When both Bataan and Corregidor had fallen the American nurses were interred at the compound of my Alma Mater, the University of Santo Tomas (UST) in Manila, older than Harvard, thereafter called as the Santo Tomas Internment Camp (STIC). That was where the non-combatants enemy citizens were kept by the Japanese: professionals, businessmen, women and children. Food was short and a good number died of malnutrition, starvation and sickness, but it was no Nazi concentration camp or a Russian gulag. They at the STIC went hungry, but not as hungry as the Filipinos in the rest of the country. They had their deaths, but not as frequent and not as many elsewhere. Not one of these American nurses died, whether in Bataan, Corregidor or at the STIC.
Manila was the second most devastated city (next to Warsaw, Poland) during world war two. And to think that no fighting was done here during the Japanese invasion (unlike in Warsaw). Why? Because to save on American lives, the American liberators just bombed the city to the rubbles. Many Filipino civilians died of these friendly bombs during the liberation of the city.
But of course not the STIC where the Americans were. No bomb fell on it, even if it was a key Japanese garrison. A more expensive, carefully-planned commando-type of operation was done here. Very little firefight happened to free the camp. The surprised Japanese soldiers guarding it was allowed to join the rest of their forces only after a brief standoff.

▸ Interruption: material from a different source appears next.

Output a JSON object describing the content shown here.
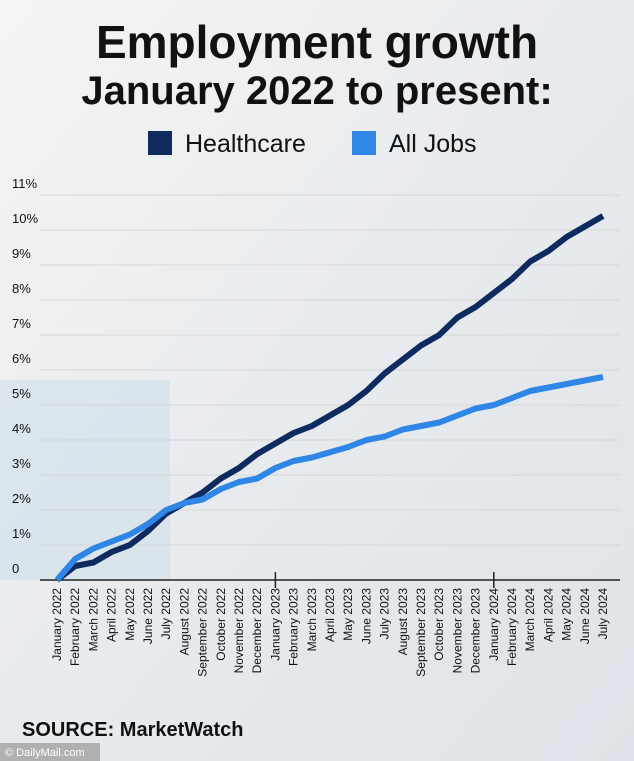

I took my undergraduate course at UST and for four years I spent long hours at its old, Hispanic-era main building where the main library was housed. I already knew then that the campus, especially this building, was occupied by the Japanese during the war yet didn't know that the reason it was spared from destruction was not because of the prayers of the Dominican priests there but the presence of the American prisoners during the liberation of the city.
Despite my complaints, however, I feel the need to rate this properly. This is a well-written ( despite the spelling errors of many Filipino words), interesting and thoroughly enjoyable book of history. The pictures are also worth looking at: the UST main buiding, the same as it is today; the UST athletic ground, where I used to play baseball, with the American soldiers firing mortars; the beautiful American nurses, Mary Rose Harrington and Cassie Cassiani, in their old age; the others, in their 70s and 80s, visiting the tombstones of those other nurses who had died ahead of them.